Harnessing the Ulan Buh Desert

While a recent Los Angeles Times article emphasized the use of water diversion to supply China’s cities, Beijing Review describes ongoing efforts to reclaim Inner Mongolian desert with laborious planting fed by redirection from the Yellow River:

“It is a complicated job,” Ma said. First, people must use heavy machines to roll and level the sand dunes in preparation for planting and then create checkerboards with straw to hold sand. After drilling wells and fetching water, planting shrubs in the checkerboards is the last step.

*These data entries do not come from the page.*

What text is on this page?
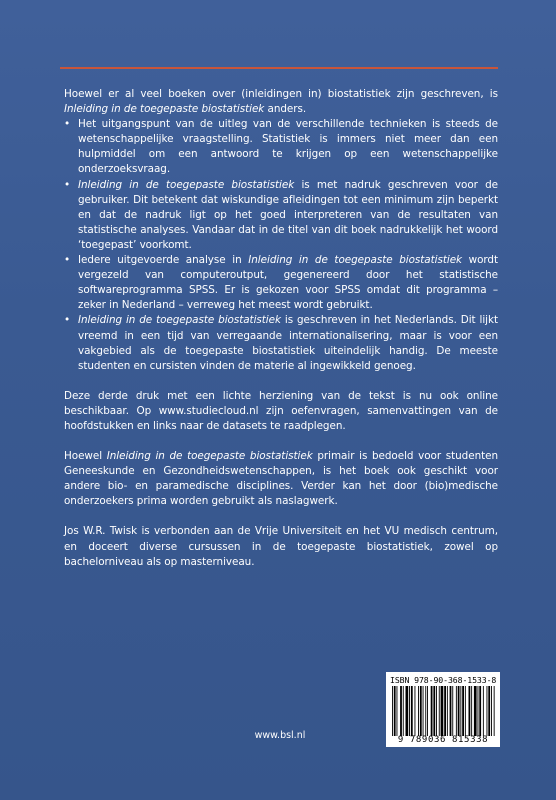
Hoewel er al veel boeken over (inleidingen in) biostatistiek zijn geschreven, is Inleiding in de toegepaste biostatistiek anders.

• Het uitgangspunt van de uitleg van de verschillende technieken is steeds de wetenschappelijke vraagstelling. Statistiek is immers niet meer dan een hulpmiddel om een antwoord te krijgen op een wetenschappelijke onderzoeksvraag.
• Inleiding in de toegepaste biostatistiek is met nadruk geschreven voor de gebruiker. Dit betekent dat wiskundige afleidingen tot een minimum zijn beperkt en dat de nadruk ligt op het goed interpreteren van de resultaten van statistische analyses. Vandaar dat in de titel van dit boek nadrukkelijk het woord ‘toegepast’ voorkomt.
• Iedere uitgevoerde analyse in Inleiding in de toegepaste biostatistiek wordt vergezeld van computeroutput, gegenereerd door het statistische softwareprogramma SPSS. Er is gekozen voor SPSS omdat dit programma – zeker in Nederland – verreweg het meest wordt gebruikt.
• Inleiding in de toegepaste biostatistiek is geschreven in het Nederlands. Dit lijkt vreemd in een tijd van verregaande internationalisering, maar is voor een vakgebied als de toegepaste biostatistiek uiteindelijk handig. De meeste studenten en cursisten vinden de materie al ingewikkeld genoeg.

Deze derde druk met een lichte herziening van de tekst is nu ook online beschikbaar. Op www.studiecloud.nl zijn oefenvragen, samenvattingen van de hoofdstukken en links naar de datasets te raadplegen.

Hoewel Inleiding in de toegepaste biostatistiek primair is bedoeld voor studenten Geneeskunde en Gezondheidswetenschappen, is het boek ook geschikt voor andere bio- en paramedische disciplines. Verder kan het door (bio)medische onderzoekers prima worden gebruikt als naslagwerk.

Jos W.R. Twisk is verbonden aan de Vrije Universiteit en het VU medisch centrum, en doceert diverse cursussen in de toegepaste biostatistiek, zowel op bachelorniveau als op masterniveau.

ISBN 978-90-368-1533-8
9 789036 815338
www.bsl.nl
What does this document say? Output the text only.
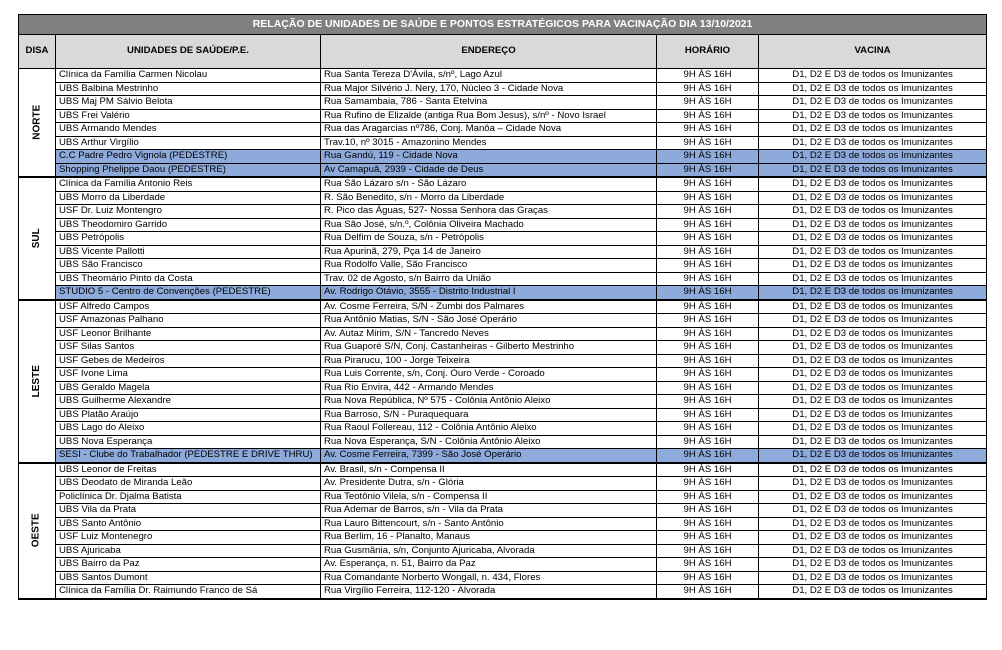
RELAÇÃO DE UNIDADES DE SAÚDE E PONTOS ESTRATÉGICOS PARA VACINAÇÃO DIA 13/10/2021				
DISA	UNIDADES DE SAÚDE/P.E.	ENDEREÇO	HORÁRIO	VACINA
NORTE	Clínica da Família Carmen Nicolau	Rua Santa Tereza D'Ávila, s/nº, Lago Azul	9H ÀS 16H	D1, D2 E D3 de todos os Imunizantes
	UBS Balbina Mestrinho	Rua Major Silvério J. Nery, 170, Núcleo 3 - Cidade Nova	9H ÀS 16H	D1, D2 E D3 de todos os Imunizantes
	UBS Maj PM Sálvio Belota	Rua Samambaia, 786 - Santa Etelvina	9H ÀS 16H	D1, D2 E D3 de todos os Imunizantes
	UBS Frei Valério	Rua Rufino de Elizalde (antiga Rua Bom Jesus), s/nº - Novo Israel	9H ÀS 16H	D1, D2 E D3 de todos os Imunizantes
	UBS Armando Mendes	Rua das Aragarcias nº786, Conj. Manôa – Cidade Nova	9H ÀS 16H	D1, D2 E D3 de todos os Imunizantes
	UBS Arthur Virgílio	Trav.10, nº 3015 - Amazonino Mendes	9H ÀS 16H	D1, D2 E D3 de todos os Imunizantes
	C.C Padre Pedro Vignola (PEDESTRE)	Rua Gandú, 119 - Cidade Nova	9H ÀS 16H	D1, D2 E D3 de todos os Imunizantes
	Shopping Phelippe Daou (PEDESTRE)	Av Camapuã, 2939 - Cidade de Deus	9H ÀS 16H	D1, D2 E D3 de todos os Imunizantes
SUL	Clínica da Família Antonio Reis	Rua São Lázaro s/n - São Lázaro	9H ÀS 16H	D1, D2 E D3 de todos os Imunizantes
	UBS Morro da Liberdade	R. São Benedito, s/n - Morro da Liberdade	9H ÀS 16H	D1, D2 E D3 de todos os Imunizantes
	USF Dr. Luiz Montengro	R. Pico das Águas, 527- Nossa Senhora das Graças	9H ÀS 16H	D1, D2 E D3 de todos os Imunizantes
	UBS Theodomiro Garrido	Rua São José, s/n.º, Colônia Oliveira Machado	9H ÀS 16H	D1, D2 E D3 de todos os Imunizantes
	UBS Petrópolis	Rua Delfim de Souza, s/n - Petrópolis	9H ÀS 16H	D1, D2 E D3 de todos os Imunizantes
	UBS Vicente Pallotti	Rua Apurinã, 279, Pça 14 de Janeiro	9H ÀS 16H	D1, D2 E D3 de todos os Imunizantes
	UBS São Francisco	Rua Rodolfo Valle, São Francisco	9H ÀS 16H	D1, D2 E D3 de todos os Imunizantes
	UBS Theomário Pinto da Costa	Trav. 02 de Agosto, s/n Bairro da União	9H ÀS 16H	D1, D2 E D3 de todos os Imunizantes
	STUDIO 5 - Centro de Convenções (PEDESTRE)	Av. Rodrigo Otávio, 3555 - Distrito Industrial I	9H ÀS 16H	D1, D2 E D3 de todos os Imunizantes
LESTE	USF Alfredo Campos	Av. Cosme Ferreira, S/N - Zumbi dos Palmares	9H ÀS 16H	D1, D2 E D3 de todos os Imunizantes
	USF Amazonas Palhano	Rua Antônio Matias, S/N - São José Operário	9H ÀS 16H	D1, D2 E D3 de todos os Imunizantes
	USF Leonor Brilhante	Av. Autaz Mirim, S/N - Tancredo Neves	9H ÀS 16H	D1, D2 E D3 de todos os Imunizantes
	USF Silas Santos	Rua Guaporé S/N, Conj. Castanheiras - Gilberto Mestrinho	9H ÀS 16H	D1, D2 E D3 de todos os Imunizantes
	USF Gebes de Medeiros	Rua Pirarucu, 100 - Jorge Teixeira	9H ÀS 16H	D1, D2 E D3 de todos os Imunizantes
	USF Ivone Lima	Rua Luis Corrente, s/n, Conj. Ouro Verde - Coroado	9H ÀS 16H	D1, D2 E D3 de todos os Imunizantes
	UBS Geraldo Magela	Rua Rio Envira, 442 - Armando Mendes	9H ÀS 16H	D1, D2 E D3 de todos os Imunizantes
	UBS Guilherme Alexandre	Rua Nova República, Nº 575 - Colônia Antônio Aleixo	9H ÀS 16H	D1, D2 E D3 de todos os Imunizantes
	UBS Platão Araújo	Rua Barroso, S/N - Puraquequara	9H ÀS 16H	D1, D2 E D3 de todos os Imunizantes
	UBS Lago do Aleixo	Rua Raoul Follereau, 112 - Colônia Antônio Aleixo	9H ÀS 16H	D1, D2 E D3 de todos os Imunizantes
	UBS Nova Esperança	Rua Nova Esperança, S/N - Colônia Antônio Aleixo	9H ÀS 16H	D1, D2 E D3 de todos os Imunizantes
	SESI - Clube do Trabalhador (PEDESTRE E DRIVE THRU)	Av. Cosme Ferreira, 7399 - São José Operário	9H ÀS 16H	D1, D2 E D3 de todos os Imunizantes
OESTE	UBS Leonor de Freitas	Av. Brasil, s/n - Compensa II	9H ÀS 16H	D1, D2 E D3 de todos os Imunizantes
	UBS Deodato de Miranda Leão	Av. Presidente Dutra, s/n - Glória	9H ÀS 16H	D1, D2 E D3 de todos os Imunizantes
	Policlínica Dr. Djalma Batista	Rua Teotônio Vilela, s/n - Compensa II	9H ÀS 16H	D1, D2 E D3 de todos os Imunizantes
	UBS Vila da Prata	Rua Ademar de Barros, s/n - Vila da Prata	9H ÀS 16H	D1, D2 E D3 de todos os Imunizantes
	UBS Santo Antônio	Rua Lauro Bittencourt, s/n - Santo Antônio	9H ÀS 16H	D1, D2 E D3 de todos os Imunizantes
	USF Luiz Montenegro	Rua Berlim, 16 - Planalto, Manaus	9H ÀS 16H	D1, D2 E D3 de todos os Imunizantes
	UBS Ajuricaba	Rua Gusmânia, s/n, Conjunto Ajuricaba, Alvorada	9H ÀS 16H	D1, D2 E D3 de todos os Imunizantes
	UBS Bairro da Paz	Av. Esperança, n. 51, Bairro da Paz	9H ÀS 16H	D1, D2 E D3 de todos os Imunizantes
	UBS Santos Dumont	Rua Comandante Norberto Wongall, n. 434, Flores	9H ÀS 16H	D1, D2 E D3 de todos os Imunizantes
	Clínica da Família Dr. Raimundo Franco de Sá	Rua Virgílio Ferreira, 112-120 - Alvorada	9H ÀS 16H	D1, D2 E D3 de todos os Imunizantes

According to Ma, it is difficult to get enough water by drilling wells because the annual precipitation in the area is only 100 mm and the groundwater level is descending every year.

In order to solve the problem, Dengkou launched a project to introduce water into the desert from the Yellow River, the second longest river in China.

“The project started from July last year, planning to channel 76 million cubic meters of water every year to the desert from the Yellow River,” Ma said ….

In the last 10 years, Dengkou has brought more than 130,000 hectares of the desert under control, forging a 52-km-long green belt on the east edge of the desert and growing many kinds of drought-resistant plants, including saxauls, seabuckthorn, salix and oleaster, Ma said.

Any victory against the sand must, however, be weighed against its cost to a river so heavily exploited that in the 1990s it frequently failed to reach the sea.